I can tell an llm "write hello world in C", and it will produce a valid program with just that context, without needing the C language spec nor stdlib definition in the context window because they're baked into the model weights.
As such, I can use the context window to for example provide information about my own function signatures, libraries, and objectives.
For a language not well-represented in the training data-set, a chunk of my context has to be permanently devoted to the stdlib and syntax, and while coding it will have to lookup stdlib function signatures and such using up additional context.
Perhaps you're trying to argue that the amount of tokens needed to describe the language, the stdlib, the basic tooling to look up function signatures, commands to compile, etc is not enough tokens to have a meaningful impact on the context window overall?
In basic scenarios agree it’s possible. I’ve similarly toyed with building a small language and LLM picks it up. But that’s an additional context and it’s never felt like it worked “out of the box” vs say Typescript. Just saying that it’s an adoption barrier established languages don’t have.
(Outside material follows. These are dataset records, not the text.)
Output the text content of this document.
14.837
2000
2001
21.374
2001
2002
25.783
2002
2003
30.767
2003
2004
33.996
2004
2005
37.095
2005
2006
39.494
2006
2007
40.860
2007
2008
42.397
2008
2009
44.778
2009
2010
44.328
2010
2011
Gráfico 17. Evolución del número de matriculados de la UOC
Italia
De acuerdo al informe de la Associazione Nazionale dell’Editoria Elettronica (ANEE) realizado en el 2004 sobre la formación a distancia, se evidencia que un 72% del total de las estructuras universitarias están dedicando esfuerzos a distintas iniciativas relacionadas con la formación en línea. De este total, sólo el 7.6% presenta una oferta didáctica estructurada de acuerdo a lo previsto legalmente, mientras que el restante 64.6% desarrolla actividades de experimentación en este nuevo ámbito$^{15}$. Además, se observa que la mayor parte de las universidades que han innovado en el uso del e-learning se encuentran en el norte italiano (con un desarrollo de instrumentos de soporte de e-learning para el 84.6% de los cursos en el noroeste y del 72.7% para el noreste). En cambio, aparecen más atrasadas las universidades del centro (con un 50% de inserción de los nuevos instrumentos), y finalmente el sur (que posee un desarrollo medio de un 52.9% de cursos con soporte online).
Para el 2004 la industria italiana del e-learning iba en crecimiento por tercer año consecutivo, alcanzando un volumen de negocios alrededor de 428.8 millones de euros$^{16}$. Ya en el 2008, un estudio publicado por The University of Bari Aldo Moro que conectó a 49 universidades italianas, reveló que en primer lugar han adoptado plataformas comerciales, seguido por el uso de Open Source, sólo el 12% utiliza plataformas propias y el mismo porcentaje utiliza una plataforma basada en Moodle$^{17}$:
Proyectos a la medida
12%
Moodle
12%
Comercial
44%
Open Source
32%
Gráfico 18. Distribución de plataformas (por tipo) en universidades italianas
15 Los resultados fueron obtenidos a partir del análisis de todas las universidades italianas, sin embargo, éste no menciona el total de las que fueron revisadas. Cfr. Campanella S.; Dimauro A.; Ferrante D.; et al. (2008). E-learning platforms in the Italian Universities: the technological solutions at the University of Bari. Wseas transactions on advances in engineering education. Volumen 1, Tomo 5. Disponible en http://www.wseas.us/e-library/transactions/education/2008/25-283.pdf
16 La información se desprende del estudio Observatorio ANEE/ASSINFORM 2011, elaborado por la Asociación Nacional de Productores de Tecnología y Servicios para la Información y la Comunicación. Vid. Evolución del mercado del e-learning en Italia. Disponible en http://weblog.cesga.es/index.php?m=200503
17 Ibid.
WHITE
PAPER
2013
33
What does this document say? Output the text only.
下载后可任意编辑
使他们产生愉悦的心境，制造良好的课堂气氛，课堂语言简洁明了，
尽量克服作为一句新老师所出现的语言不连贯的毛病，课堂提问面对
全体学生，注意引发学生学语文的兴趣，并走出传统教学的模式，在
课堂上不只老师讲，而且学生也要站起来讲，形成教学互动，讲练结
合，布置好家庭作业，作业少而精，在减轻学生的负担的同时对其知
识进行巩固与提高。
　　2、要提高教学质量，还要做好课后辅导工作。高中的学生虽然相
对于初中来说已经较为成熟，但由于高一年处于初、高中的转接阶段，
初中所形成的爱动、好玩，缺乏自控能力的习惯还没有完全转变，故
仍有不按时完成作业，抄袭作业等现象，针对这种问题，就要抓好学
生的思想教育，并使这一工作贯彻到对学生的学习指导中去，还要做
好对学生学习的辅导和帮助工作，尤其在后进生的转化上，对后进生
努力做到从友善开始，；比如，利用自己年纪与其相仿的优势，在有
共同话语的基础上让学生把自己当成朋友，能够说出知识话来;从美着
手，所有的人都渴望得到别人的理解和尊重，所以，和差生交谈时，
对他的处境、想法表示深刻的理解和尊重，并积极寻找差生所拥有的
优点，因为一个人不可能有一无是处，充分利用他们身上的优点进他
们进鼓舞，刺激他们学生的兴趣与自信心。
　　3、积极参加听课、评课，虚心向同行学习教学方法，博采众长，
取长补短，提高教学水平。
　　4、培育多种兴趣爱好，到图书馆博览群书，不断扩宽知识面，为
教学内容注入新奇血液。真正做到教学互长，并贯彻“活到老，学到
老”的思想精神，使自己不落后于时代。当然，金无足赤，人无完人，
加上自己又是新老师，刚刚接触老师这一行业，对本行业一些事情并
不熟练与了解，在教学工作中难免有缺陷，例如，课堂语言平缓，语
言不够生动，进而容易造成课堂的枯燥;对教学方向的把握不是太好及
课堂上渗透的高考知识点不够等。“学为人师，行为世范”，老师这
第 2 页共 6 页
One thing that comes to mind, more of a first reaction than a considered opinion, is the complexity of V8 getting in the way. JavaScript and Typescript present a challenge to language implementors.
There is something to be said about giving AIs a clean foundation on which to build their own language. This allows evolution of such systems to go all the way into the compiler, beyond tooling.
I cannot comment on the new language, but Typescript is a huge spec. Yes, it has guardrails, but there is a lot of complexity to handle.
Something purpose built to enable embedding allows it to be used in more contexts. Maybe I want a Mog plugin for my latest video game. Embedding JS is possible, but no fun.
Right, this is probably the most compelling case for Mog. TypeScript is a beast. Everything you've mentioned here has been an obstacle for me at some point(s) or another.
I didn't mean to suggest there's no need for Mog either. I love to see developments like this. Deno is a practical solution for me today, but I see why it isn't a perfect forever-solution too.
I generally agree. TypeScript is a great language, and JS runtimes have certainly had a lot of money and effort poured into them for a long time. I would add WASM to this category, as probably the closest thing to Mog. Write a program in some language, compile it to WASM, and load it into the host process. This is (probably) nice and safe, and relatively performant.
Since it's new, Mog will likely not yet beat existing systems at basically anything. Its potential lies in having better performance and a much smaller total system footprint and complexity than the alternatives. WASM is generally interpreted -- you can compile it, but it wasn't really designed for that as far as I know.
More generally, I think new execution environments are good opportunities for new languages that directly address the needs of that environment. The example that comes to mind is JavaScript, which turned webpages into dynamically loaded applications. AI agents have such heavy usage and specific problems that a language designed to be both written and executed by them is worth a shot in my opinion.
I agree with this take. What does this bring to the table that can't be done with pretty much any preexisting toolset? Hell, even bash and chroot jail...
I see that Deno requires a subprocess which introduces some overhead, and I might be naive to think so, but that doesn't seem like it would matter much when agent round-trip and inference time is way, way longer than any inefficiency a subprocess would introduce. (edit: I realized in some cases the round-trip time may be negligible if the agent is local, but inference is still very slow)
I admittedly do prefer the syntax here, but I'm more so asking these questions from a point of pragmatism over idealism. I already use Deno because it's convenient, practical, and efficient rather than ideal.